Reviews for You've Gotta Be Kidding!
bmwmusicgirl chapter 3 . 11/12/2008
you should continue this. I like it.
GjK chapter 1 . 2/24/2005
Nice story, I like the plotline, though it seems rather unbeilevable...which doesn't really matter...because stories do not have to be that beilevable to be interesting. You had a slight bit of trouble with your transitions from present tense to past a 'proper' story all the text and dialogue should be in either one or the other. There were a few mispellings,'purpose' and grammtical errors... run-on sentences..etc.

Your style is personal, both intimate and general at the same time. It's very easy to read, however, you might want to think a little bit more about using, 'right, 'like' and 'anyways'... it makes your character sound like a valley girl...which he isn't. Just because it's the way you speak, doesn't mean it's the way he speaks. Also, your not a commentator, your a narrorator... You do not comment on action, you describe: scenes, people, and emotions.

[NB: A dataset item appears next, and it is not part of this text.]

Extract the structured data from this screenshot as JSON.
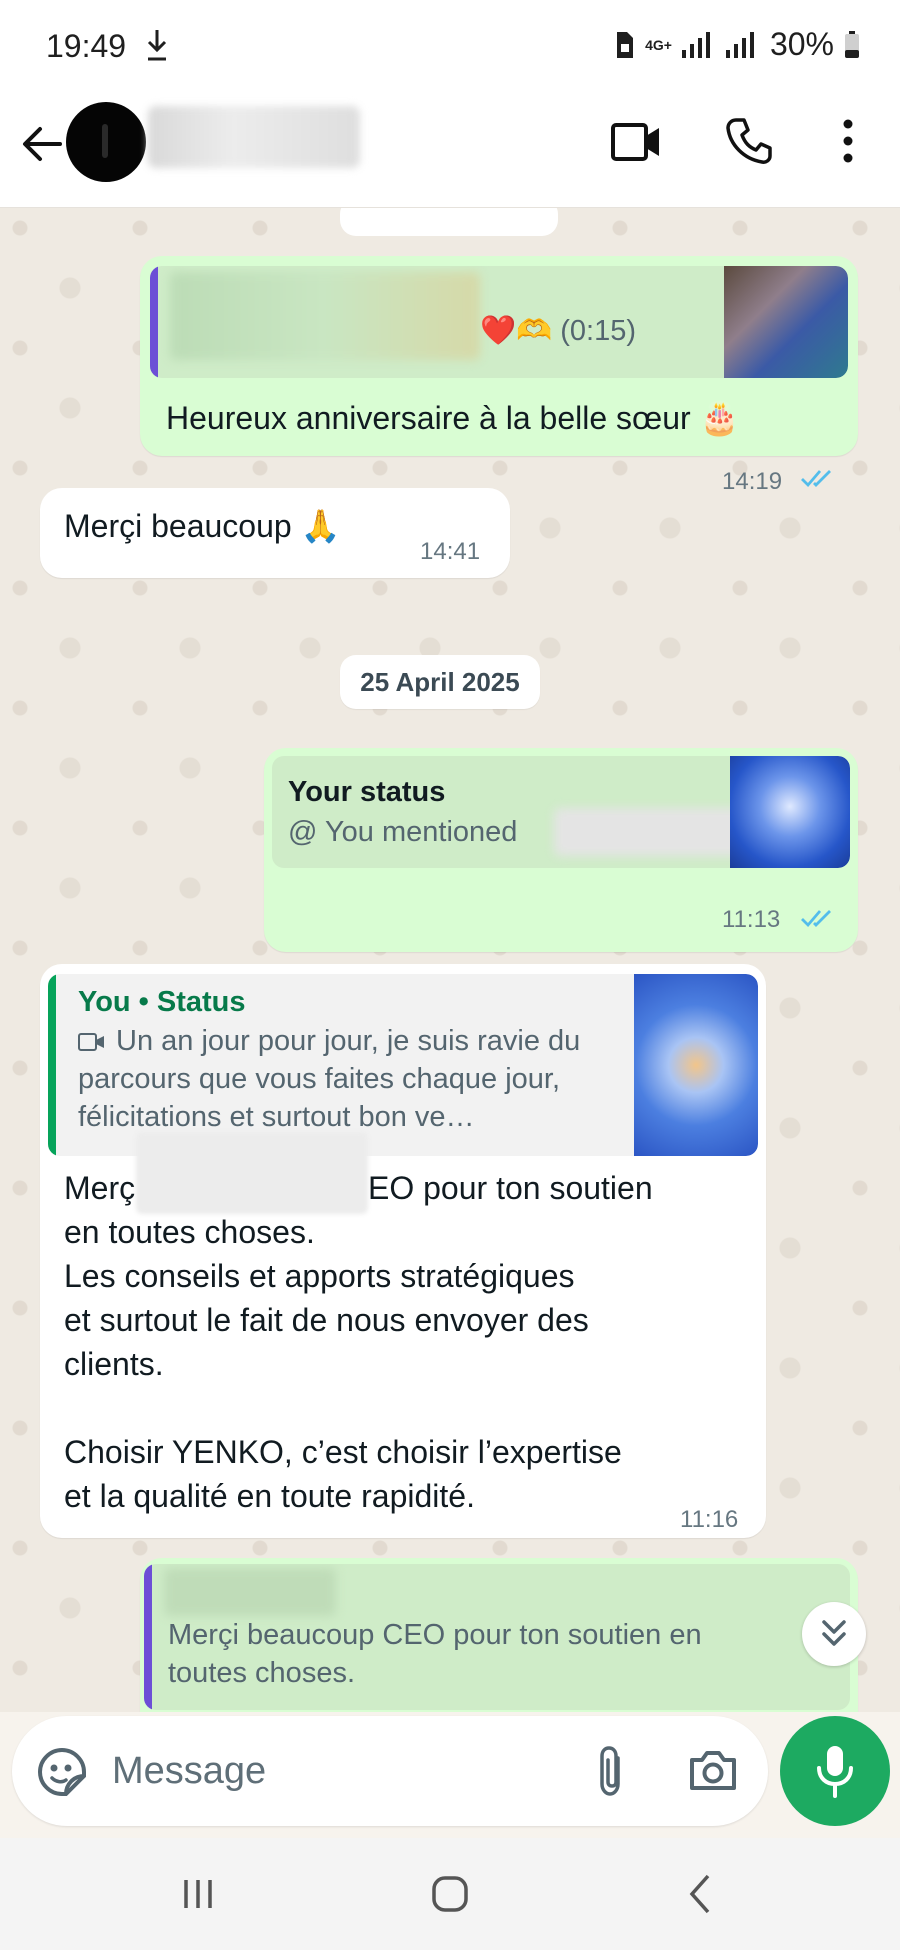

As a rule, never break a story with an author's note, it's very distracting and takes away from your story...apologise for want to make people think that Sinning Angels is the coolest thing EVER. One last thing, remember that what characters in a story say, have to sound real. Think about how you would react in the same situation, or how you bestfriend, mother, boyfriend, who ever reminds you of the character the most, would say or act. Then base your character after that person.I don't know if this has helped you, but I am a creative writing major, and when I read your story I knew you had potential, so I just wanted to give you a little peice of what I've learned. All or these things are so easy to fix, and could push your story very far. I wish you many creative thoughts.